EU encouragement could help move things along, but a 23 March 2021 virtual exchange with the Commission and Members of the European Parliament left Liberian CSOs feeling abandoned. They were taken aback by the FLEGT Fitness Check’s “licence/no licence” benchmark, and its implied dismissal of FLEGT’s achievements to date.
Even if progress is limping at the moment, CSOs view the VPA as the pillar supporting a groundswell in forest governance. “Poor governance, transparency and accountability issues were the key problems to be resolved through FLEGT. In some ways, this is achieved. Community voices are heard louder only because of FLEGT − benefit distribution had resumed only because of FLEGT. Yes, short-term progress is slow, but FLEGT is a process, and governance gains are long-term,” says Jonathan Yiah, of the Sustainable Development Institute (SDI) Liberia.

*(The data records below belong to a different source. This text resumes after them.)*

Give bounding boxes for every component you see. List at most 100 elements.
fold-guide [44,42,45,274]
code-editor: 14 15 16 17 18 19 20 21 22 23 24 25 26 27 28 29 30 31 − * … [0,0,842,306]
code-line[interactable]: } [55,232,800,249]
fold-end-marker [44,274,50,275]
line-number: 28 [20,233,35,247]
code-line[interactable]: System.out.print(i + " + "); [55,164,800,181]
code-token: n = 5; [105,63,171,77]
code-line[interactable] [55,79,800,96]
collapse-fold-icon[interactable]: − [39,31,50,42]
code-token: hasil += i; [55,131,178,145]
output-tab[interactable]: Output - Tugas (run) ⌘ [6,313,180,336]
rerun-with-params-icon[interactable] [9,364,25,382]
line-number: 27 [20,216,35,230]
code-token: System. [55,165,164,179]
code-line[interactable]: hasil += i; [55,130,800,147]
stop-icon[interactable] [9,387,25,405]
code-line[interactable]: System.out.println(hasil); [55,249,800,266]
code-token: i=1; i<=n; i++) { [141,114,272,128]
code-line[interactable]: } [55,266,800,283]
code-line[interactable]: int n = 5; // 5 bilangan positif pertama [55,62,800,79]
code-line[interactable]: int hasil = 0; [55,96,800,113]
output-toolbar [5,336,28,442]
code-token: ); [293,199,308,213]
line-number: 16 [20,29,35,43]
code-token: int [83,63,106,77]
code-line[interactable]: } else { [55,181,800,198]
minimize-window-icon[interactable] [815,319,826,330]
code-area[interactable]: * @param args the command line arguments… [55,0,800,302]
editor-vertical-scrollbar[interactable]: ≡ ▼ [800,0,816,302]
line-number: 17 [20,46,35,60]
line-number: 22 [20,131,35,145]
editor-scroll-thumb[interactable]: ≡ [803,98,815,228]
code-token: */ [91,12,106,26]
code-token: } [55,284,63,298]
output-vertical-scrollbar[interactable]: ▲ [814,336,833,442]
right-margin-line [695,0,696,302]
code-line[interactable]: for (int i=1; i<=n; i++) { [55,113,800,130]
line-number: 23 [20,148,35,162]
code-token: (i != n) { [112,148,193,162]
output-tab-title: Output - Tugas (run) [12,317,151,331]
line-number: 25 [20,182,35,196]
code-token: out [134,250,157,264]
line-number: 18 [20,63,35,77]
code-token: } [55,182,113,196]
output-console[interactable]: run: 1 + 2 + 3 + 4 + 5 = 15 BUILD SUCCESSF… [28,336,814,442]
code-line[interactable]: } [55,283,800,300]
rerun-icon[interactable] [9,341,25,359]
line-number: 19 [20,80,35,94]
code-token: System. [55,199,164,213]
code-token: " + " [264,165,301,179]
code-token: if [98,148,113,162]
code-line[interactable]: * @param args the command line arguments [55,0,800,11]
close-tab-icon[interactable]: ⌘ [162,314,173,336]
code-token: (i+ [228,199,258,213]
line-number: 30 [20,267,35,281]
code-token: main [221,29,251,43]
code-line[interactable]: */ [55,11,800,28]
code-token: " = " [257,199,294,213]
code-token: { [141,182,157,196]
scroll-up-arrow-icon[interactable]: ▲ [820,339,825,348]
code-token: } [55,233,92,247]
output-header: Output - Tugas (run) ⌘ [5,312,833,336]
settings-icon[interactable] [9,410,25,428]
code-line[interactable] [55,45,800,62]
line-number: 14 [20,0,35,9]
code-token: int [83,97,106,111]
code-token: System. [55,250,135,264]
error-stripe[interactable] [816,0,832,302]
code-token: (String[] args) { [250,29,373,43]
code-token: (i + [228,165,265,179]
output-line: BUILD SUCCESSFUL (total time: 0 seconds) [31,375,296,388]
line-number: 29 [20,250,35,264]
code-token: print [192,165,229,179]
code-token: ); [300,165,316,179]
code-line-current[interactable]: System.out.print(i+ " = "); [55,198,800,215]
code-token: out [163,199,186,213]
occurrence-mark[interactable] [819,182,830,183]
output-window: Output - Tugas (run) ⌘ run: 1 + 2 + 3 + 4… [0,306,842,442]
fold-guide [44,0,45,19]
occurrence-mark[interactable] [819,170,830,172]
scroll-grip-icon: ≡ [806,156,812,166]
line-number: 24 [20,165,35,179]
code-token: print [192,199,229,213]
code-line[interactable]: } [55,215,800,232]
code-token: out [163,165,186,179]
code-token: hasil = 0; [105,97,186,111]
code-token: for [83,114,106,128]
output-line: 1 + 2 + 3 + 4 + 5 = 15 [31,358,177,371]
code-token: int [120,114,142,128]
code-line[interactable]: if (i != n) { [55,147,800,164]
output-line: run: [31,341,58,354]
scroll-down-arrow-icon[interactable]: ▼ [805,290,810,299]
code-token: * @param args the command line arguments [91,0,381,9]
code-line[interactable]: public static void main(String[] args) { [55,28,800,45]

For CSOs, the conclusion that the VPA was not achieving sustainability did not follow logically. No system allowed for sustainable decisions before FLEGT, CSOs argue. FLEGT’s insistence on stakeholder- and especially community - involvement created the impetus for sustainability in Liberia.

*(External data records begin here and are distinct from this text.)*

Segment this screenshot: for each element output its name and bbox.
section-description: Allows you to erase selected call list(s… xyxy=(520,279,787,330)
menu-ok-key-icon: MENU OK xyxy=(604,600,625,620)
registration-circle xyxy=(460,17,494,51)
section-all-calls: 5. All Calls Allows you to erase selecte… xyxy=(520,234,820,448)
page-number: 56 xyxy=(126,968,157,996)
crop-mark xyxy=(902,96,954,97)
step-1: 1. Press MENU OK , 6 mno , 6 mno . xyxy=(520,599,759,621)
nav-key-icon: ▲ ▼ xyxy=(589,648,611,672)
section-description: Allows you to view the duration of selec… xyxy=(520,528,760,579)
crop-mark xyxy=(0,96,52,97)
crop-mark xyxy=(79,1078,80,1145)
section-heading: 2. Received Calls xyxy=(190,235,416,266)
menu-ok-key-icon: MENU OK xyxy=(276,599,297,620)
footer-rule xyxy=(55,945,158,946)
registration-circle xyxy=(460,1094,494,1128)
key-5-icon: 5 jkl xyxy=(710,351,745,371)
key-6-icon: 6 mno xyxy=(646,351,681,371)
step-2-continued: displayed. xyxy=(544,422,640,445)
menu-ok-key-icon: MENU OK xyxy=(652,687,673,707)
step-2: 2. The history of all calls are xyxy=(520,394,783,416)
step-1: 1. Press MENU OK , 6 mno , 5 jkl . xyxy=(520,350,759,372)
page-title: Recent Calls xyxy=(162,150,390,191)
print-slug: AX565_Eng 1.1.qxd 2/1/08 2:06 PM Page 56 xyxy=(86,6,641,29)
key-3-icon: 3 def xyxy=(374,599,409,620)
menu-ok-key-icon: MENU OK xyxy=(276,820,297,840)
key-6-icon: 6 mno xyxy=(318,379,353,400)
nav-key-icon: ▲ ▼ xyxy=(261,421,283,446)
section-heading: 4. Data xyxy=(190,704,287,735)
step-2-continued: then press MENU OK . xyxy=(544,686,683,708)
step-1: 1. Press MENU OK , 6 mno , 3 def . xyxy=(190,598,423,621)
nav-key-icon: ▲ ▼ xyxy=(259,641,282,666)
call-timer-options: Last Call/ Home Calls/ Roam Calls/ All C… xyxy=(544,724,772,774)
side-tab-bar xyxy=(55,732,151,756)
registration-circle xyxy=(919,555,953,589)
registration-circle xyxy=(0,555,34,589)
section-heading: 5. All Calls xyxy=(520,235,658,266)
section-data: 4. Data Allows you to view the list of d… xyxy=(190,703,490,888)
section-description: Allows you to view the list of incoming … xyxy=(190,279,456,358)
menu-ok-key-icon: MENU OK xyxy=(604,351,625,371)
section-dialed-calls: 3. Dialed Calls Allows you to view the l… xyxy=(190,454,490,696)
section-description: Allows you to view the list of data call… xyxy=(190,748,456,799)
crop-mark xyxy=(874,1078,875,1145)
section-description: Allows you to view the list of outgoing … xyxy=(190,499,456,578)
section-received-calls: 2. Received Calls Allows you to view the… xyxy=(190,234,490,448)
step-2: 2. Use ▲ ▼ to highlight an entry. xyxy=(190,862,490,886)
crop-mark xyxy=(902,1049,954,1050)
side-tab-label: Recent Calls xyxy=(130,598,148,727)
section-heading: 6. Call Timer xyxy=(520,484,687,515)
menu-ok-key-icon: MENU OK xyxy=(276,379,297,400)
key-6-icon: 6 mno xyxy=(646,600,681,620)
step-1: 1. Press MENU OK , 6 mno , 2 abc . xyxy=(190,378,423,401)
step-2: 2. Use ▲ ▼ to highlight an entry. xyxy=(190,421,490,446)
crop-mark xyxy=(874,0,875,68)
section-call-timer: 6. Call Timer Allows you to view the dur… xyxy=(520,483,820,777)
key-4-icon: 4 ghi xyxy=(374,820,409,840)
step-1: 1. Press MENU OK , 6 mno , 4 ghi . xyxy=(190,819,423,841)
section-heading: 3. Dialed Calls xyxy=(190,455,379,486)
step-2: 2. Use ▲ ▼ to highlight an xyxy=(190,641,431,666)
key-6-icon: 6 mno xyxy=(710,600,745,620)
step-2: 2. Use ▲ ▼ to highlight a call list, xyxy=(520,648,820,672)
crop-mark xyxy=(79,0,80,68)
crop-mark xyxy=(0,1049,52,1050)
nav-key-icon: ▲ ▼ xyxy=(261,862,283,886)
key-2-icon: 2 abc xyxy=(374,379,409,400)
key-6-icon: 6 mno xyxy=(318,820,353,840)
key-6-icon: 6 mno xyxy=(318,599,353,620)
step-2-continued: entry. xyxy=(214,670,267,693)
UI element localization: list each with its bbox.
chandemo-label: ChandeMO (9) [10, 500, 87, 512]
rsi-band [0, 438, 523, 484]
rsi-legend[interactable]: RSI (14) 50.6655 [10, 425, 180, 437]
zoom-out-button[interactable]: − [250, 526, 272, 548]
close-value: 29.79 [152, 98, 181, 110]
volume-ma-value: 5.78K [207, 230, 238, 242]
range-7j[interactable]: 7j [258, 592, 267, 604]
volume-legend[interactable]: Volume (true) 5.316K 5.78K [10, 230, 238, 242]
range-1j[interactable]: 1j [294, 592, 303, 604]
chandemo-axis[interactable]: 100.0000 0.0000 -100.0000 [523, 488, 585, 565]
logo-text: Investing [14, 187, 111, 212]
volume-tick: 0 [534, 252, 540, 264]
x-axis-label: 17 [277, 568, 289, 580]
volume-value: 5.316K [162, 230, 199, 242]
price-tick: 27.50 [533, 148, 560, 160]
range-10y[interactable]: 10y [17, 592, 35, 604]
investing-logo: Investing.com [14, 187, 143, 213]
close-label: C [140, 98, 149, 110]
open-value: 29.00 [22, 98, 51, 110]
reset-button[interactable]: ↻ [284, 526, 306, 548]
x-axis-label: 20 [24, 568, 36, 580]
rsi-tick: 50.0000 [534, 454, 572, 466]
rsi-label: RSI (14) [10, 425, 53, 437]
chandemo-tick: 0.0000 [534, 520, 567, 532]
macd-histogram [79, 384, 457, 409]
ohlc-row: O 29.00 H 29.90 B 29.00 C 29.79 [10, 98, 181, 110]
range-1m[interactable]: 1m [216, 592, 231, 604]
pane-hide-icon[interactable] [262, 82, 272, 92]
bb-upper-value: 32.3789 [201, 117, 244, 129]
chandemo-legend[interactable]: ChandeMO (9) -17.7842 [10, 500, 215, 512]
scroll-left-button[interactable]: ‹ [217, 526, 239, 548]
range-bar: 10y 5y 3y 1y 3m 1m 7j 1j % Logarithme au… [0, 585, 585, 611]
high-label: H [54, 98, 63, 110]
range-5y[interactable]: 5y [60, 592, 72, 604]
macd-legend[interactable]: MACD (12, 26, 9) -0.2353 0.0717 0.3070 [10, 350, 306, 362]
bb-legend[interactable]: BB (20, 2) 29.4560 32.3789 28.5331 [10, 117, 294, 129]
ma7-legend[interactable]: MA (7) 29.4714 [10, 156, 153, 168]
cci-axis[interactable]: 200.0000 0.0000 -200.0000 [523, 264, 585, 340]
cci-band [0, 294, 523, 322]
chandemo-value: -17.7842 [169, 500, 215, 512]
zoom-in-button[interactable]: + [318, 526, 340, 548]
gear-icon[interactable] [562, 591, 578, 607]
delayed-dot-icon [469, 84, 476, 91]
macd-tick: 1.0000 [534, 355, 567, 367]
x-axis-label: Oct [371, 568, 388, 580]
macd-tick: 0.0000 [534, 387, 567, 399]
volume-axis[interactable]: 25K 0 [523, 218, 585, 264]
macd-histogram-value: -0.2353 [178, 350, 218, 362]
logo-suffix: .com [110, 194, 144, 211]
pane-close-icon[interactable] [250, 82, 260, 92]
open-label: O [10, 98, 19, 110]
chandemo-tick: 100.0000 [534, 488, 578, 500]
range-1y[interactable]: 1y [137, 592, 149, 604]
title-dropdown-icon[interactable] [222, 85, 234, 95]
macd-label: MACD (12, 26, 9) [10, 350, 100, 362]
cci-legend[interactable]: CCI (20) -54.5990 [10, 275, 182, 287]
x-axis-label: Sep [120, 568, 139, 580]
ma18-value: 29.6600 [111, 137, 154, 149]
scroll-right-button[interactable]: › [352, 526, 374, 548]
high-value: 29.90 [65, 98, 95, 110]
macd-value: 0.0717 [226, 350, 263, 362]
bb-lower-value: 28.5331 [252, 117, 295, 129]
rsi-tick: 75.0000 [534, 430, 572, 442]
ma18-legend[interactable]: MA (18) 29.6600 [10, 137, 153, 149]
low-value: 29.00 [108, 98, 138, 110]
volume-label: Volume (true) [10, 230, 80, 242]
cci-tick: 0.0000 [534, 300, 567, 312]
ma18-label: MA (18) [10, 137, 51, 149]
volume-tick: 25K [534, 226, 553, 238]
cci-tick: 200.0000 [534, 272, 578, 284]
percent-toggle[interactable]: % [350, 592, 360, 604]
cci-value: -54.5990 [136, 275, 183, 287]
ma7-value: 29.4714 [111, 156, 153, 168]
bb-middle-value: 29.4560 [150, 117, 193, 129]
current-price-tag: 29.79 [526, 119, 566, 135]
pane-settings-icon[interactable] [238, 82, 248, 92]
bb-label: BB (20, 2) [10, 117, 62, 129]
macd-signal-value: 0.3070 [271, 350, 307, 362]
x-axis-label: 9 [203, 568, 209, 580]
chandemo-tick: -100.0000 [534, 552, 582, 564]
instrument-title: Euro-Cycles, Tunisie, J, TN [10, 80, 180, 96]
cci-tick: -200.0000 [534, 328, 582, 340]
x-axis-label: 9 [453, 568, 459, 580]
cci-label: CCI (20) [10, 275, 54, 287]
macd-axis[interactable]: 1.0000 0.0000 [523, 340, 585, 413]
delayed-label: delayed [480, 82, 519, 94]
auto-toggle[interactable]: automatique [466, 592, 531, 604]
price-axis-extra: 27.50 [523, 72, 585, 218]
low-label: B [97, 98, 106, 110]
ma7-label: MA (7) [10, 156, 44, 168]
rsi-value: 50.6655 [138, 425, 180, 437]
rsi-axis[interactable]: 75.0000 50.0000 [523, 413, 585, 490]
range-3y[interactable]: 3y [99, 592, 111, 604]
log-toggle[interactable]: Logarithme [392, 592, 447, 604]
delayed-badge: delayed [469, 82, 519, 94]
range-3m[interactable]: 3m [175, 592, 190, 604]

Likewise, the idea of new forest partnerships, floated by parts of the Commission, caused consternation. “The EU is drifting toward another process, but cannot explain which key lessons will be applied, or how these partnerships would proceed differently,” a representative of the Foundation for Community Initiatives (FCI) says. “They would be working with Liberia’s government − which will eventually change – in the same difficult context, with the same communities, but without giving us the benefit of the legal framework FLEGT imposes. Without that, we will go back to square one.”
CSOs view a continued focus on legality as an essential foundation for sustainability. Liberia’s Land Rights Act recognises communities’ rights to their land, they point out, but practical details surrounding title, in whose name and how land is managed must be determined within a legal framework. The government’s commitment to forest community rights breaks down when competing interests appear. Sustainability cannot be achieved without the legal grounds to fight against unsustainable actions, CSOs explain.
In such instances, it helps to have FLEGT structures and processes in place, and the EU as a powerful outside ally. Communities’ disenchantment reflects on current progress by the Liberian government, not on FLEGT. They urge the EU to reinvigorate FLEGT, and to strengthen sustainability alongside legality, to make both work.